If iPSCs work, they will be better than ESCs because they will be made from the patient’s own cells, and hence, no tissue rejection. They will also be better than using cloned ES cells because they will be easier and less expensive to derive. They will be better than both therapeutic cloning and ESCR because they will be ethically unproblematic. Thus, it is very good news that in mice, iPSCs are proving useful in heart repair. From the story:
Ordinary cells reprogrammed to act like embryonic stem cells can help repair damaged heart tissue in mice, researchers reported on Monday in a study that shows a potential practical use for the experimental cells. When injected into mice whose hearts had been damaged by a heart attack, the new cells helped improve both the structure and function of the heart. Eventually the hope would be to patch up seriously ill heart patients using their own cells. “It was obvious to the observer which animals had been treated and which ones hadn’t,” said Dr Timothy Nelson of the Mayo Clinic in Rochester, Minnesota, whose study appears in the journal Circulation...

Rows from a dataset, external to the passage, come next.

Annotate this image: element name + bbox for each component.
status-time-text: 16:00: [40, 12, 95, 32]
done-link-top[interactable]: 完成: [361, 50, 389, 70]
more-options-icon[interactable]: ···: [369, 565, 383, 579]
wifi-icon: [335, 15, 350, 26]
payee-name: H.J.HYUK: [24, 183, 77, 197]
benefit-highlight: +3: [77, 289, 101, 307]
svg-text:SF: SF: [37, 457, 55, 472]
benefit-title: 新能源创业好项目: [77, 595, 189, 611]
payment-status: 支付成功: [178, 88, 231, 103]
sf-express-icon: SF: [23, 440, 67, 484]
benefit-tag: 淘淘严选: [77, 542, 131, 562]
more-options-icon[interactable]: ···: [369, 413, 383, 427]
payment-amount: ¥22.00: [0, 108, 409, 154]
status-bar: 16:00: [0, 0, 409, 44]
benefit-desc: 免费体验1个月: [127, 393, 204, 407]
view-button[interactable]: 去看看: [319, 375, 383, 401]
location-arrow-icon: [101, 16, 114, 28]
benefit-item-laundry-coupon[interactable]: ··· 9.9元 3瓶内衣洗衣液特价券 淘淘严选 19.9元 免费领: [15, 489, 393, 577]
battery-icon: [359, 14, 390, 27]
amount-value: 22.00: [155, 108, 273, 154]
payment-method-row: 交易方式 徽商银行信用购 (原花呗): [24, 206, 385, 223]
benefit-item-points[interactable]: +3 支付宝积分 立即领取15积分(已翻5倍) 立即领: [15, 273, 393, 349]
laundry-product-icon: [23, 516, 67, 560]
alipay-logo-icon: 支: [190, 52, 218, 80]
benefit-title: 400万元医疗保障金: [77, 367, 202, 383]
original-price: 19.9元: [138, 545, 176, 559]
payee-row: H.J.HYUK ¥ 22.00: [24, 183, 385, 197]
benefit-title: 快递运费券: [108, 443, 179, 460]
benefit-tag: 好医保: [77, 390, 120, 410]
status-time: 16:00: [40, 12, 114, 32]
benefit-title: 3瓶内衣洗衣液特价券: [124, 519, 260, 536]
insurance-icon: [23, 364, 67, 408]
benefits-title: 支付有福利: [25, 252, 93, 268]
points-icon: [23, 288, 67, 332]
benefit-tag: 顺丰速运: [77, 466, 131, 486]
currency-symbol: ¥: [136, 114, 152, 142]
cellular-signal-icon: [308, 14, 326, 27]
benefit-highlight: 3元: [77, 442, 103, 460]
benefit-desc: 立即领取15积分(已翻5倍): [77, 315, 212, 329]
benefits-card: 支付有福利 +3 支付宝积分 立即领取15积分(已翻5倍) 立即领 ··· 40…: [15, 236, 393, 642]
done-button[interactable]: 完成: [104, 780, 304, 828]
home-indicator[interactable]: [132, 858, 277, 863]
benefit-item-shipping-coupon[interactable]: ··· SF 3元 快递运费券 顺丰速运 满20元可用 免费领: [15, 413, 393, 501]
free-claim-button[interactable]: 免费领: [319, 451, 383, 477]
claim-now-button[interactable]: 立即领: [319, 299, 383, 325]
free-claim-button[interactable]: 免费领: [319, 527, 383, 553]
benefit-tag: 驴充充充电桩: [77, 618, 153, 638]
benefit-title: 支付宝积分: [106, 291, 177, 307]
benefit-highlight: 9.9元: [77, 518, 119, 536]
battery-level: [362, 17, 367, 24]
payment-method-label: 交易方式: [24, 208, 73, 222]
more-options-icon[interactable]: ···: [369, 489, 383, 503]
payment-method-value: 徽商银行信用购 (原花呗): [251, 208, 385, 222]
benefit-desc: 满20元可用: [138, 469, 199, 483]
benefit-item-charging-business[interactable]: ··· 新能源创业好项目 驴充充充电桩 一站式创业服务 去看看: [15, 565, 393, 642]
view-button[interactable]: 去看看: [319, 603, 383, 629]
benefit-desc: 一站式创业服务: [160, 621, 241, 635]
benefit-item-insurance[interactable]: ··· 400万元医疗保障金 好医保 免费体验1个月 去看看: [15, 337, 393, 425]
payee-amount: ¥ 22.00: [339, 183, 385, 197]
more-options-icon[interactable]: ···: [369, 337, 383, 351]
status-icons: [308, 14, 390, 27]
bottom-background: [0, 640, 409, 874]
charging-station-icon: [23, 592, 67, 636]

Instead of coaxing the iPS cells into a specific type of heart tissue, they used the iPS cells in their most embryonic-like state. Nelson said two weeks after they had transplanted the cells, they started making different types of heart tissue, including heart muscle, blood vessels and the cells that line blood vessels. “They were able to respond to this damaged environment and spontaneously give rise to the appropriate tissues and create new tissues within that diseased heart,” he said. “That is a key wow factor of this paper.” Nelson said heart cells continued to grow for four weeks, and the mice that got the iPS cells got better. Both the structure and the function of their hearts improved compared to animals injected with cells that form scar tissue, he said.
This doesn’t cure the tumor problem associated with all pluripotent stem cells—whether ESCs or iPSCs—of course. But ethical research is sure transforming the field.